My second dive, to 120 feet, was far less thrilling, because the visibility was almost zero and I had to head up early because of bad weather. On my third dive, though, things got really interesting. The first two had been considered training dives, and this was my first real science dive, to a depth of a thousand feet for a total of four hours. I went down at three in the morning. Inside the sphere I had a supersensitive video camera*1 that I hoped would be capable of recording the bioluminescence outside the sub. Up until this point, the only people who had ever seen bioluminescence in the deep ocean had been those lucky few who had been able to dive in a submersible and had bothered to turn out the lights. I badly wanted some way of recording it so I wouldn’t have to depend on my visual memory of fleeting flashes, and also so I could share something I considered one of the most beautiful natural phenomena on the planet with people completely unaware of its existence.

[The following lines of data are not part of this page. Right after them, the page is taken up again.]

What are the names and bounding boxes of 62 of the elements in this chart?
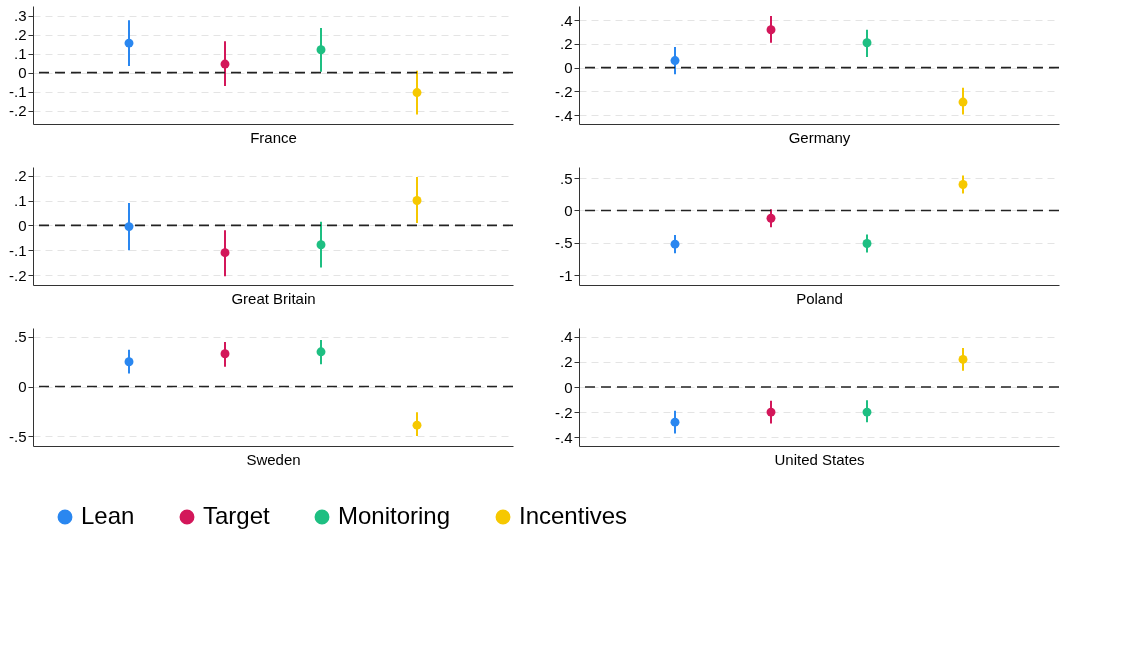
y-tick-label: .1 (13, 192, 27, 210)
point (766, 213, 776, 223)
y-tick-label: -.1 (8, 83, 27, 101)
y-tick-label: .1 (13, 45, 27, 63)
y-tick-label: -.1 (8, 241, 27, 259)
x-axis-title: France (250, 128, 297, 146)
y-tick-label: 0 (18, 216, 27, 234)
point (316, 347, 326, 357)
point (124, 222, 134, 232)
y-tick-label: -.4 (554, 106, 573, 124)
point (220, 349, 230, 359)
point (766, 407, 776, 417)
y-tick-label: -.2 (8, 266, 27, 284)
point (412, 196, 422, 205)
y-tick-label: -.2 (554, 403, 573, 421)
point (862, 38, 872, 48)
y-tick-label: .5 (13, 328, 27, 346)
point (670, 239, 680, 249)
y-tick-label: .4 (559, 11, 573, 29)
x-axis-title: Poland (796, 289, 843, 307)
point (862, 407, 872, 417)
point (220, 59, 230, 69)
point (124, 38, 134, 48)
y-tick-label: -.2 (554, 82, 573, 100)
y-tick-label: -.2 (8, 102, 27, 120)
point (670, 56, 680, 66)
y-tick-label: 0 (564, 59, 573, 77)
y-tick-label: -.5 (8, 427, 27, 445)
point (316, 240, 326, 250)
y-tick-label: .2 (559, 353, 573, 371)
x-axis-title: Germany (788, 128, 851, 146)
legend-label: Lean (81, 502, 135, 529)
point (412, 88, 422, 98)
y-tick-label: .2 (13, 26, 27, 44)
point (124, 357, 134, 367)
point (862, 239, 872, 248)
y-tick-label: 0 (564, 378, 573, 396)
y-tick-label: 0 (18, 64, 27, 82)
point (958, 97, 968, 107)
y-tick-label: -.5 (554, 234, 573, 252)
y-tick-label: .2 (559, 35, 573, 53)
x-axis-title: United States (774, 450, 865, 468)
x-axis-title: Sweden (246, 450, 301, 468)
point (670, 417, 680, 427)
y-tick-label: 0 (18, 378, 27, 395)
y-tick-label: .3 (13, 7, 27, 25)
y-tick-label: .4 (559, 328, 573, 346)
point (958, 180, 968, 189)
y-tick-label: -1 (559, 266, 573, 284)
legend-label: Incentives (519, 502, 628, 529)
point (316, 45, 326, 55)
point (958, 354, 968, 364)
y-tick-label: .5 (559, 169, 573, 187)
x-axis-title: Great Britain (231, 289, 316, 307)
y-tick-label: 0 (564, 201, 573, 219)
legend-label: Monitoring (338, 502, 451, 529)
point (766, 25, 776, 35)
y-tick-label: -.4 (554, 428, 573, 446)
point (412, 420, 422, 430)
point (220, 248, 230, 258)
legend-label: Target (203, 502, 271, 529)
y-tick-label: .2 (13, 167, 27, 185)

As soon as they let me off the crane hook, I cruised away from the ship and then flooded my ballast tanks and began to sink through the inky black waters. I kept my floodlights on as I descended so I could observe the animal life. Almost immediately, I entered a layer of squid and what appeared to be red octopuses. The octopuses reminded me of the red crabs I had seen from Wasp—another creature that one usually associates with the bottom. These were the ruby octopus (Octopus rubescens), which spends a longer portion of its young life drifting about in the water column and growing to a larger size than most other octopus species, before settling down to a more sedentary existence on the bottom.